Das Alpineum in Luzern verliert einen stillen, aber prägenden Mäzen. Daniel Hodel, ein zurückhaltender Luzerner Unternehmer, ist vor rund einem Monat gestorben. Trotz seiner Abneigung gegen das Rampenlicht hat er entscheidend zur Entwicklung dieses besonderen Ortes beigetragen, der sowohl Museum als auch Gastrobetrieb umfasst. Sein Vermächtnis und das seiner Familie leben in der Einrichtung weiter.
Das Alpineum, gelegen beim Löwendenkmal, ist einzigartig durch die Verbindung von Museum und Gastronomie. Hodel hat über Jahrzehnte hinweg als Eigentümer und Museumsdirektor dieses Erbe fortgeführt. Die Geschichte des Ortes reicht bis in das späte 19. Jahrhundert zurück, als Europa eine neue Faszination für die Alpen entwickelte. Diese führte zur Entstehung von Panoramen und Dioramen, frühe Formen der virtuellen Unterhaltung.
Ursprünglich wurde das markante Gebäude im neoklassizistischen Stil als Museum des nahegelegenen Löwendenkmals erbaut. Ernst Hodel senior, ein Landschaftsmaler aus dem Bernischen, erwarb das Gebäude 1895 und gestaltete es zu einem Alpendiorama um. Zusammen mit seinem Sohn entwickelte er beeindruckende Landschaftsdarstellungen, die den Betrachtern das Gefühl gaben, in der Natur zu stehen.
Nach dem Tod von Ernst Hodel junior im Jahr 1902 geriet das Museum in Vergessenheit und schloss nach einigen Jahren. Daniel Hodel belebte es 1993 wieder als vierte Generation seiner Familie. Obwohl das Museum allein nicht wirtschaftlich tragfähig war, entwickelte er den Ort weiter zu einem Restaurant mit Bar und Eventlocation. Ende letzten Jahres öffnete er das Diorama schließlich regelmäßig für die Öffentlichkeit.
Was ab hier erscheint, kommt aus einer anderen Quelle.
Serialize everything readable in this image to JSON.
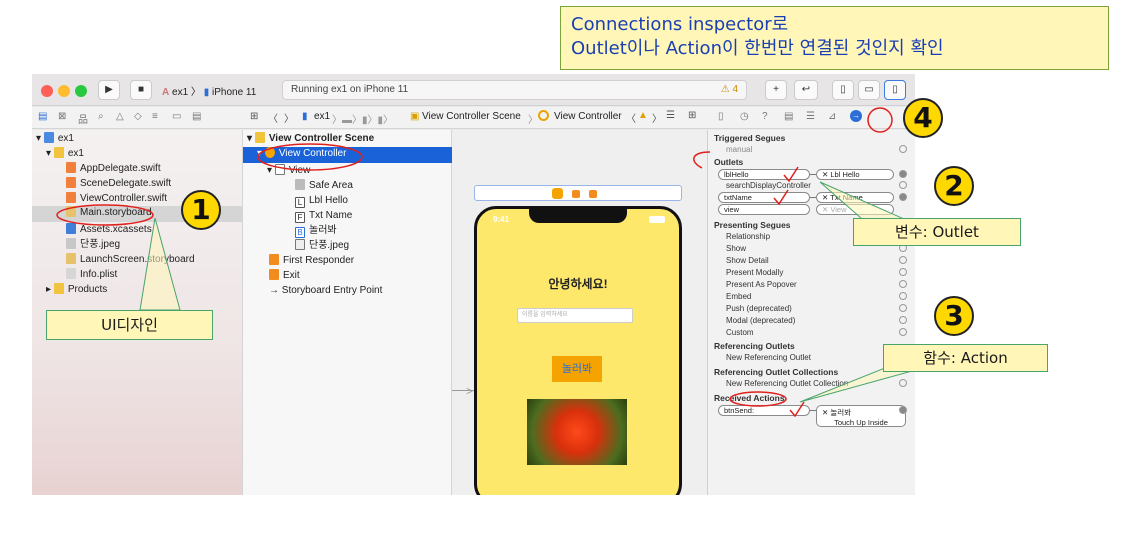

Nach Hodels Tod wird der Betrieb durch ein junges Team fortgeführt, das seit Jahren zum Erfolg des Alpineums beiträgt. Julia Furrer vom Gastroteam betont, dass es wichtig sei, das Museum als Teil des Erbes zu erhalten. Die neu gegründete “Daniel E. Hodel”-Stiftung soll künftig das Haus bewahren und den Gastrobetrieb unterstützen.
Das Alpineum bleibt ein historischer Ort mit einer tiefen familiären Verbindung und einem bedeutenden Beitrag zur Geschichte des Alpentourismus, den Daniel Hodel leidenschaftlich gepflegt hat.